The development will provide eight different types of accommodation, ranging from two and five-bedroom houses to two one-bedroom apartments. Thirty % of the site is allocated to affordable housing.
The facility is structured at 71% LTGDV and includes the recycling of £200,000 of sales proceeds. Assetz Capital’s funding also allows Marie Thomas Homes to defer part of its equity contribution into the construction phase, easing cash flow pressures during the early stages of the build.
Key elements of the funding package include:
A £6.25 million facility structured at 71% LTGDV.
Recycling of £200,000 in sales proceeds back into the scheme.
Deferred equity contribution to support early-stage cash flow.
Funding for a 22-unit residential development in Lancaster.
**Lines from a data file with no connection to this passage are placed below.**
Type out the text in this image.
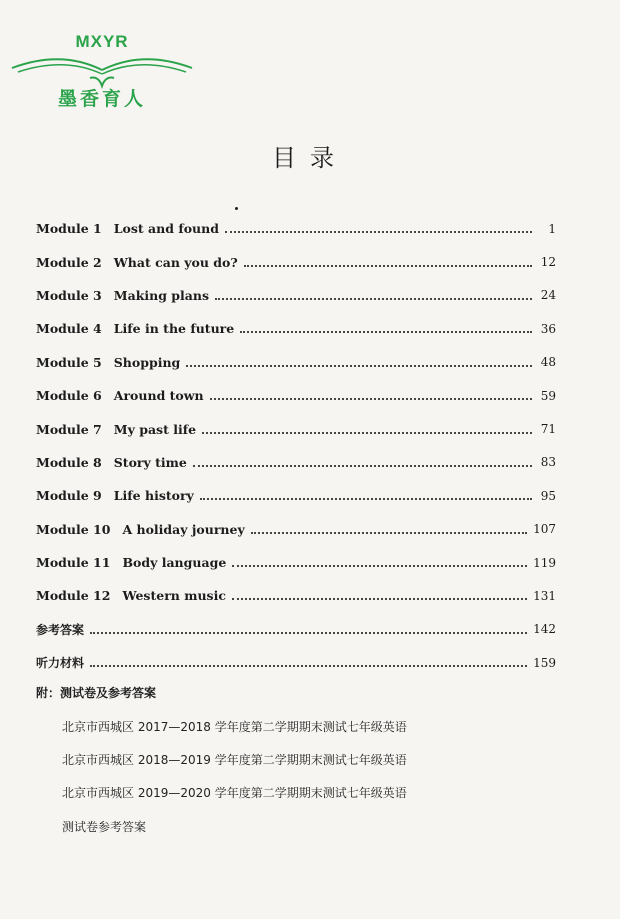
MXYR
墨香育人
目录
Module 1 Lost and found	1
Module 2 What can you do?	12
Module 3 Making plans	24
Module 4 Life in the future	36
Module 5 Shopping	48
Module 6 Around town	59
Module 7 My past life	71
Module 8 Story time	83
Module 9 Life history	95
Module 10 A holiday journey	107
Module 11 Body language	119
Module 12 Western music	131
参考答案	142
听力材料	159
附：测试卷及参考答案
北京市西城区 2017—2018 学年度第二学期期末测试七年级英语
北京市西城区 2018—2019 学年度第二学期期末测试七年级英语
北京市西城区 2019—2020 学年度第二学期期末测试七年级英语
测试卷参考答案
“In what has been an incredibly challenging market, we approached Assetz Capital to provide a stretch senior facility after our proposed mezzanine lender was not showing signs of delivering,” said Mark Whelan, managing director at Marie Thomas Homes.
“As is always the case in a tougher market, credit teams are more thorough in their assessment, but Assetz worked with us pragmatically to reach a workable solution. We’ve spent three years securing planning in this desirable area, and we’re looking forward to delivering an attractive development that reflects our family business’s focus on building quality homes that people genuinely aspire to live in.”
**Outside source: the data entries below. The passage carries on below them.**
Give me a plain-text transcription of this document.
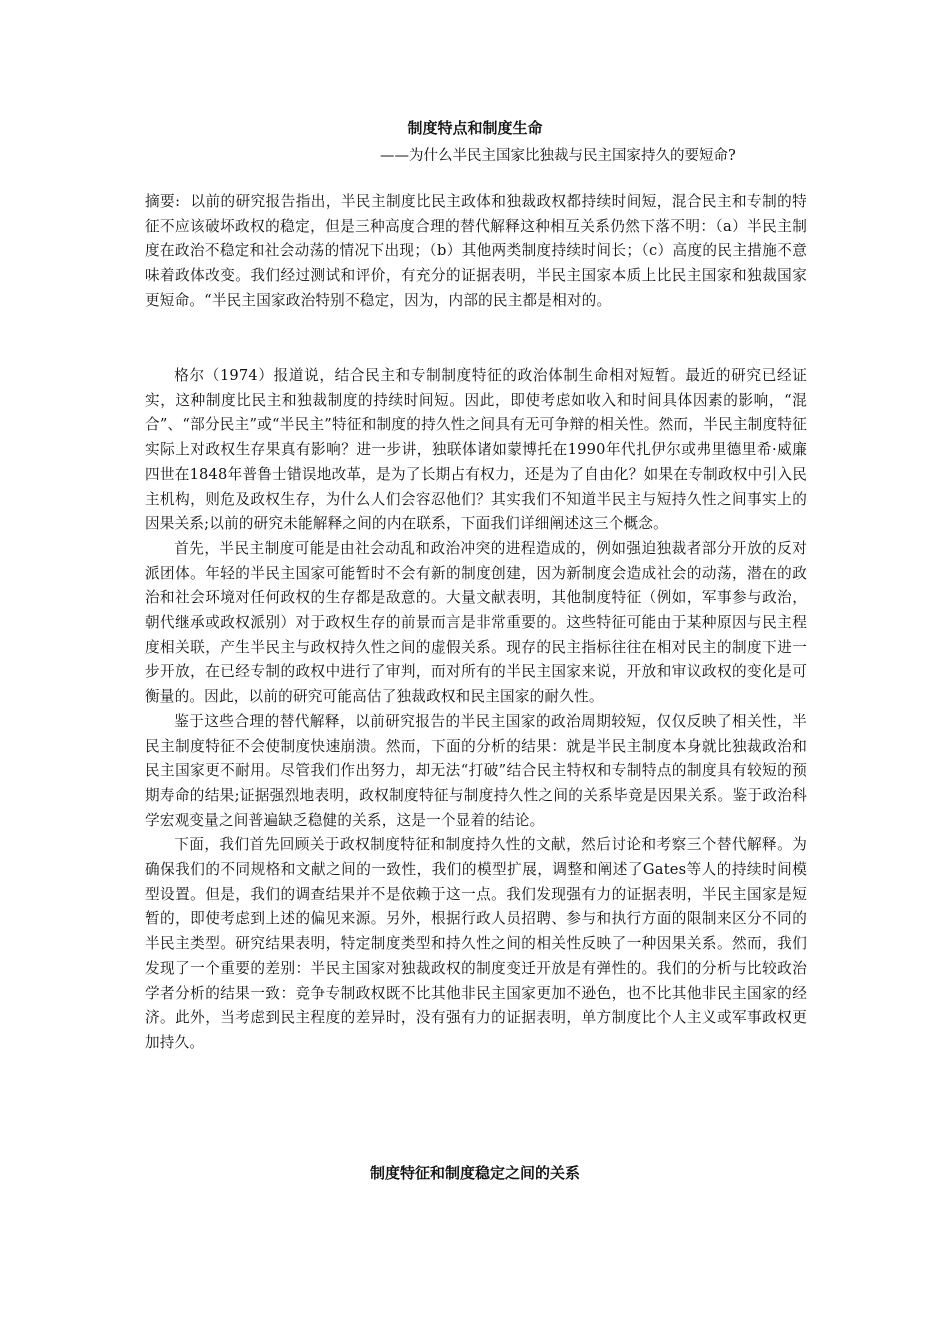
制度特点和制度生命
——为什么半民主国家比独裁与民主国家持久的要短命?

摘要: 以前的研究报告指出，半民主制度比民主政体和独裁政权都持续时间短，混合民主和专制的特征不应该破坏政权的稳定，但是三种高度合理的替代解释这种相互关系仍然下落不明：（a）半民主制度在政治不稳定和社会动荡的情况下出现；（b）其他两类制度持续时间长；（c）高度的民主措施不意味着政体改变。我们经过测试和评价，有充分的证据表明，半民主国家本质上比民主国家和独裁国家更短命。“半民主国家政治特别不稳定，因为，内部的民主都是相对的。

格尔（1974）报道说，结合民主和专制制度特征的政治体制生命相对短暂。最近的研究已经证实，这种制度比民主和独裁制度的持续时间短。因此，即使考虑如收入和时间具体因素的影响，“混合”、“部分民主”或“半民主”特征和制度的持久性之间具有无可争辩的相关性。然而，半民主制度特征实际上对政权生存果真有影响？进一步讲，独联体诸如蒙博托在1990年代扎伊尔或弗里德里希·威廉四世在1848年普鲁士错误地改革，是为了长期占有权力，还是为了自由化？如果在专制政权中引入民主机构，则危及政权生存，为什么人们会容忍他们？其实我们不知道半民主与短持久性之间事实上的因果关系;以前的研究未能解释之间的内在联系，下面我们详细阐述这三个概念。

首先，半民主制度可能是由社会动乱和政治冲突的进程造成的，例如强迫独裁者部分开放的反对派团体。年轻的半民主国家可能暂时不会有新的制度创建，因为新制度会造成社会的动荡，潜在的政治和社会环境对任何政权的生存都是敌意的。大量文献表明，其他制度特征（例如，军事参与政治，朝代继承或政权派别）对于政权生存的前景而言是非常重要的。这些特征可能由于某种原因与民主程度相关联，产生半民主与政权持久性之间的虚假关系。现存的民主指标往往在相对民主的制度下进一步开放，在已经专制的政权中进行了审判，而对所有的半民主国家来说，开放和审议政权的变化是可衡量的。因此，以前的研究可能高估了独裁政权和民主国家的耐久性。

鉴于这些合理的替代解释，以前研究报告的半民主国家的政治周期较短，仅仅反映了相关性，半民主制度特征不会使制度快速崩溃。然而，下面的分析的结果：就是半民主制度本身就比独裁政治和民主国家更不耐用。尽管我们作出努力，却无法“打破”结合民主特权和专制特点的制度具有较短的预期寿命的结果;证据强烈地表明，政权制度特征与制度持久性之间的关系毕竟是因果关系。鉴于政治科学宏观变量之间普遍缺乏稳健的关系，这是一个显着的结论。

下面，我们首先回顾关于政权制度特征和制度持久性的文献，然后讨论和考察三个替代解释。为确保我们的不同规格和文献之间的一致性，我们的模型扩展，调整和阐述了Gates等人的持续时间模型设置。但是，我们的调查结果并不是依赖于这一点。我们发现强有力的证据表明，半民主国家是短暂的，即使考虑到上述的偏见来源。另外，根据行政人员招聘、参与和执行方面的限制来区分不同的半民主类型。研究结果表明，特定制度类型和持久性之间的相关性反映了一种因果关系。然而，我们发现了一个重要的差别：半民主国家对独裁政权的制度变迁开放是有弹性的。我们的分析与比较政治学者分析的结果一致：竞争专制政权既不比其他非民主国家更加不逊色，也不比其他非民主国家的经济。此外，当考虑到民主程度的差异时，没有强有力的证据表明，单方制度比个人主义或军事政权更加持久。

制度特征和制度稳定之间的关系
Mark Roberts, relationship director at Assetz Capital (pictured), described the transaction as an example of the lender’s ability to support schemes that fall outside more restrictive criteria. “This deal evidences our capability to structure development facilities that would sit outside many other lenders’ criteria,” he said. “We’ve provided a £6.25m facility at 71% LTGDV for a 22-unit scheme to a well-established family development firm, which sits right in our sweet spot for supporting SME housebuilders.”
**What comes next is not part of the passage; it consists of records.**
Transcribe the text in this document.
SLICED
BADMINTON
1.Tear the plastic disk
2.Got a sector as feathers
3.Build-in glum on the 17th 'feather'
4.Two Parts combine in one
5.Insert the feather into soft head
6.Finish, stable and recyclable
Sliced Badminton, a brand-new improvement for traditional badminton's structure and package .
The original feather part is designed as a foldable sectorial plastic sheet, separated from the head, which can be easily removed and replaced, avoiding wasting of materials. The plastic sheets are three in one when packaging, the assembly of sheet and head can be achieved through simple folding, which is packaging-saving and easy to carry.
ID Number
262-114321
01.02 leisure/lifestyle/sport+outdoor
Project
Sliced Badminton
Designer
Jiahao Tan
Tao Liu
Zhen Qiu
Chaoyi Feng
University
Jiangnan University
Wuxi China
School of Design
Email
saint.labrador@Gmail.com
“Alongside the stretch senior leverage, we’re also recycling £200,000 of sales proceeds and enabling the developer to defer a portion of the equity contribution into the construction element of the project,” he added.
“That early-stage flexibility can make a material difference to cash flow on site. It’s a well-designed scheme delivering quality family homes to the local community, and I look forward to working closely with Mark and the team over the coming months to deliver a positive outcome for all parties.”
Devbrok’s Dave Symondson facilitated the funding arrangement.